Mais acculée devant l’annonce des fiançailles avec Jean-François d’Aube de Villiers, tu me diras si tu arrives à prononcer cela en anglais, j’ai dû agir. J’ai récupéré ma baguette. Je t’en passe les détails. Cela a été très dur, mais j’ai préféré emmener Minty, l’Elfe chargée de sa garde, avec moi, pour ne pas qu’elle se fasse punir. Je devais aussi récupérer mes papiers d’identité, l’acte de donation de ma mère de son hôtel londonien – oui, je suis propriétaire du lieu où elle habite trois mois dans l’année, c’était la dot, mais je suis bonne princesse, ce ne sera pas ma priorité – et mes certificats de compte chez Gringotts. J’avais tout le suivi de mon endométriose cousu dans ma jupe – voilà à quoi je passais mes soirées, puisque je n'avais pas le droit de causer à mon amoureux !

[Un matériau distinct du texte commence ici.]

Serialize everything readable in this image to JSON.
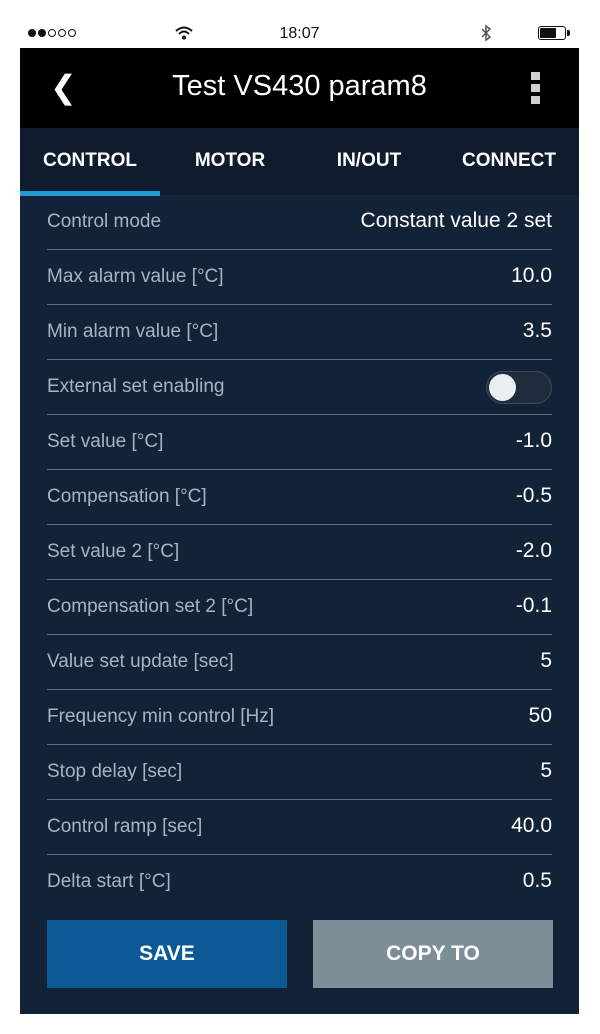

Tout cela dans un raffut pas possible, ma mère et les Elfes criaient tous, pour des raisons différentes, je crois. Druella m’a accusée de ne pas rester pour sa première rentrée à Poudlard. Je ne sais pas quoi faire, il me pèse de savoir comment notre mère va la dresser, maintenant qu’elles ne sont que toutes les deux à Paris.
Et voilà, Minty, ma vie administrative, et moi-même, chez les Potter.
Tu es la première personne à le savoir !
Et pour me protéger… En bonne féministe tu vas devoir hurler avec moi « mais quoi, mais non, mais ce n’est pas le mariage qui protège la femme » et nous aurions raison – mais ma mère a de l’influence jusque chez les Black et les Malefoy désormais, elle est dans les figures du mouvement identitaire à Paris, figure-toi ! Alors, oui, nous avons peur qu’elle fasse annuler le début de mon cursus à l’université, qu’elle rétrocède mes droits… Nous voulons porter mon cas devant la puissance publique, en quelque sorte. Voilà, tu seras apaisée si je dis que nous allons faire en sorte que je sois protégée, non pas par un mari, mais par le peuple ! La classe ! En vérité, elle est capable de corruption pour obtenir ou falsifier des papiers… Si nous invitons trois cents personnes à notre mariage, ce sera plus facile de la contredire. Ce n’était pas une décision très simple à prendre pour autant.
Fleamont et moi allons nous marier !
Tu es également la première personne à le savoir !
Ma bien-aimée Minerva, tu as été la première personne à nous lier, après tout… Et en cela il faut commencer par crier : vive l’amitié !
Rassure-toi, je n’ai plus peur. Et je suis désormais libre de transplaner où je veux, quand je veux. Il me tarde de te serrer dans mes bras.